Speaking to business leaders in Virginia, Bush said he wanted to update them on "the situation in China." The crew has been in Chinese hands at an air base on Hainan Island in the South China Sea, since their EP-3 surveillance plane was involved in a midair collision with a Chinese jet Sunday.
Bush said Army Brig. Gen. Neal Sealock, the defense attaché at the U.S. Embassy in Beijing, had visited with the Americans for one hour Friday and reported "that they are doing just fine."
"They are housed in officers' quarters, and they are being treated well," Bush said. "We're proud of these young men and women, who are upholding the high standards of our armed forces. We know this is a difficult time for their families, and I thank them for their patriotism and their patience."
The administration was "working hard to bring them home through intensive discussions with the Chinese government, and we think we're making progress," Bush said.

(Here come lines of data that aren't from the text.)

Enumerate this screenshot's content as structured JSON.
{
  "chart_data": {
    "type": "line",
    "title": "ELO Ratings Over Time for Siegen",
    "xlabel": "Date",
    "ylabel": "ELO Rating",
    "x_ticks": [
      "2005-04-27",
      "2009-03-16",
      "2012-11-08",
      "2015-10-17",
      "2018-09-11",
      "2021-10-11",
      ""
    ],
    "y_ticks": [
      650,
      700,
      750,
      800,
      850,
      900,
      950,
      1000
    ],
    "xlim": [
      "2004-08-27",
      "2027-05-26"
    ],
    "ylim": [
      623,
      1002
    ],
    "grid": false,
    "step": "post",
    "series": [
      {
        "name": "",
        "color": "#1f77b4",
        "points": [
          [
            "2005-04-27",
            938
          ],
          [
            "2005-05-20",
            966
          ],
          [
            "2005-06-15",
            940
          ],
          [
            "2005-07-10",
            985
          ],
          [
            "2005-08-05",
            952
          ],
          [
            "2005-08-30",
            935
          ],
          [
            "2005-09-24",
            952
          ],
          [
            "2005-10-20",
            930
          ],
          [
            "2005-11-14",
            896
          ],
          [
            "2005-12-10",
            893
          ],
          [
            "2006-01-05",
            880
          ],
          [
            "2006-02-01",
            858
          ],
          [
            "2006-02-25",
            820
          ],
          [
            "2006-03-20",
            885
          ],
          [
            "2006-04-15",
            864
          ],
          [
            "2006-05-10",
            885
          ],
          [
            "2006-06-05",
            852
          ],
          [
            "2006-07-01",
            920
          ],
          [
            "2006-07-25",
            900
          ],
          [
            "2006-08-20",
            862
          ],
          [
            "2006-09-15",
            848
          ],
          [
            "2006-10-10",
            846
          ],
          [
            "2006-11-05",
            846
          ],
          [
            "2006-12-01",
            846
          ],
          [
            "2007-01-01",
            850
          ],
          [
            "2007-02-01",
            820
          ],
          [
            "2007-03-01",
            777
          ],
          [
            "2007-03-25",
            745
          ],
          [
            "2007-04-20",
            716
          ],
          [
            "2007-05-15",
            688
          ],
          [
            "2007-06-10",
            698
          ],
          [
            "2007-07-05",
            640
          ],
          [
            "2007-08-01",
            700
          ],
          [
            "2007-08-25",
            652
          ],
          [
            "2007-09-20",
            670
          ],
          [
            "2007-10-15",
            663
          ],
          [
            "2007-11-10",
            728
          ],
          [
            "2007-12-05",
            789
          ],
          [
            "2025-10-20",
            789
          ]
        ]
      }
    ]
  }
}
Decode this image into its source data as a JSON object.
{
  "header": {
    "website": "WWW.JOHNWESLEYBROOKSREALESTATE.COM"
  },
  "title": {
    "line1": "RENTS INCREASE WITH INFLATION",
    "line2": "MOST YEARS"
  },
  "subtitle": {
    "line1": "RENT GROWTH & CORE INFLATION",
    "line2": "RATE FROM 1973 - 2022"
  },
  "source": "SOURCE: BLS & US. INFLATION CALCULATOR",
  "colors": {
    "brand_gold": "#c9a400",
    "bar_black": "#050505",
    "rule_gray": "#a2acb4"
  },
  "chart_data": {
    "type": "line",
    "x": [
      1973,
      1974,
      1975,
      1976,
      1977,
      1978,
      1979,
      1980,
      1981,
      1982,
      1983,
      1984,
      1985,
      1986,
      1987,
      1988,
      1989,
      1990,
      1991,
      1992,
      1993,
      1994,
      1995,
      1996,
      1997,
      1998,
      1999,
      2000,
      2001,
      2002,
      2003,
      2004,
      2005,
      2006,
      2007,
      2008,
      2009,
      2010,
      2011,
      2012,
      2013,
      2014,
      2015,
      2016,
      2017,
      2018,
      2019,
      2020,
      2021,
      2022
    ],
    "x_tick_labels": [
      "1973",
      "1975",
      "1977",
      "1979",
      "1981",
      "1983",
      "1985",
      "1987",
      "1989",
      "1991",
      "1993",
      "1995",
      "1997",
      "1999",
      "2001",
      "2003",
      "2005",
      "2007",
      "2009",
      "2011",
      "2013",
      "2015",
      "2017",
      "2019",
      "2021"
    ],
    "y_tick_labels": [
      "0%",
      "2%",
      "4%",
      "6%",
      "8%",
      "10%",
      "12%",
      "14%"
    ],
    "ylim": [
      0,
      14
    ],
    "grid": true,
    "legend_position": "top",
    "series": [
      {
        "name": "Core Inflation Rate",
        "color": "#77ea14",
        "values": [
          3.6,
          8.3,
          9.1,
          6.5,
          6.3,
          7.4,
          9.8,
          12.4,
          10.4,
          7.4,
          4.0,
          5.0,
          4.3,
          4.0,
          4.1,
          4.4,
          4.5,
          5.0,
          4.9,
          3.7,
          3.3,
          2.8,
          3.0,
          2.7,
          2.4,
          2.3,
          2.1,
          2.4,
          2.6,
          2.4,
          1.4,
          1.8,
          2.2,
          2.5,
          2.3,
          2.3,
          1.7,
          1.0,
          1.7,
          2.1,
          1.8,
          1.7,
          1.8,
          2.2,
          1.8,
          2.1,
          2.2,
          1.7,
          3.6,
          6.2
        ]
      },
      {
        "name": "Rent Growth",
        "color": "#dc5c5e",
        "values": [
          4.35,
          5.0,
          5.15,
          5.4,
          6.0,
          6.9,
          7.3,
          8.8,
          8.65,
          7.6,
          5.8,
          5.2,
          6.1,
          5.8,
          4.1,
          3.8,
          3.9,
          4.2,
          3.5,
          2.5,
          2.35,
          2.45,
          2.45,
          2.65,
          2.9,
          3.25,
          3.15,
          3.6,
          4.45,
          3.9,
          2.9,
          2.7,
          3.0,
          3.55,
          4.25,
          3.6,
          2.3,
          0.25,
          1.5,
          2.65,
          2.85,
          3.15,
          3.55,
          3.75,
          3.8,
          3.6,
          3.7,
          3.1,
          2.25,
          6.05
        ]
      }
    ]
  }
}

On Capitol Hill, Sen. John Warner, R-Va., chairman of the powerful Armed Services Committee, indicated Friday a mechanism for a resolution of the confrontation could be in the works. Officials of the two governments, he said, were drafting a memorandum of understanding for approval by Bush and President Jiang Zemin.
Sealock, who first visited the 24 Americans Tuesday in more tense and rigid circumstances and controls, had briefed Bush by phone Friday morning immediately after his meeting, the second since Sunday. He told the president: "I think you'd feel proud. They look good."
Earlier, Secretary of State Colin Powell said he was "encouraged at this point" about negotiations over the return the 24 crew members and the damaged spy plane. He would not elaborate on the talks, but said officials from both sides "are exchanging ideas and papers."
Powell said most of the crew were staying two to a room, with the commander housed by himself and the three female crew members sharing one room. The Chinese have brought the crew catered meals. Powell said there was "no indication of physical or verbal mistreatment."
U.S. diplomats plan on seeing the crew a third time today, but there is still no agreement on their release.
The E-3, which carries ultra-sophisticated electronic monitoring equipment, was flying off the Chinese coast, eavesdropping on China's communications, when it collided with an F-8 fighter sent to intercept it. Heavily damaged, the U.S. plane landed at a Chinese military base on Hainan. It is not known how much sensitive information and equipment the EP-3s crew was able to destroy before Chinese troops boarded the aircraft after its touch down.
China blames the United States for the collision and demands an apology. Washington says the F-8 hit the U.S. aircraft, which was flying over international waters.
Beijing's position was repeated Friday by its Foreign Ministry and by the official Xinhua news agency.
"China's position is clear," a ministry spokeswoman said. "The United States must admit full responsibility and apologize to the Chinese people, and it must take sincere and effective measures to prevent a similar incident from happening again."
Xinhua, in its commentary, said: "It is clear that the U.S. plane broke flight rules and made dangerous movements, causing the crash of the Chinese jet and the missing of the Chinese pilot, and violated international and Chinese laws.
"The acts of the U.S. plane violated the U.N. Convention on the Law of the Sea and are against the consensus reached between China and the United States in May last year on avoiding military risks in sea areas."
Throughout the dispute, China has indicated the fate of the U.S. crew and the progress, if any, of negotiations hinged on a U.S. apology, which Washington refuses to give.
Bush, however, opened the door for progress and more access to the crew by publicly expressing Thursday "regret."
"I regret that a Chinese pilot is missing. … Our prayers go out to the pilot, his family. ... Our prayers are also with our own servicemen and women, and they need to come home," Bush said.
During a visit to Chile late Thursday, Chinese President Jiang said Beijing and Washington must take care in handling the dispute. He said the crew members were safe and that the damaged U.S. plane was still on Hainan Island. But he insisted both sides must work together to seek a resolution to the impasse.
"I have visited many countries, and I see that when people have an accident, the two groups involved ... always say, 'Excuse me,'" he said. However, he did not offer an apology to the U.S.
Jiang began his tour of Latin American capitals Thursday. In Washington, Chinese Ambassador Yang Jiechi was at the U.S. State Department for the fourth time in as many days, meeting with Deputy Secretary of State Richard Armitage, who has emerged as one of the key players in the administration's handling of the crisis.
The diplomatic standoff comes amid increasing tensions between Washington and Beijing. Relations chilled markedly last month, when Bush refused to give visiting Chinese Vice Premier Qian Qichen assurances that the United States would not sell high-tech warships to Taiwan in the annual April arms deal between Washington and Taipei. The warships are equipped with the Navy's most advanced anti-missile radar system, called Aegis, and could be used to shoot down Chinese ballistic missiles.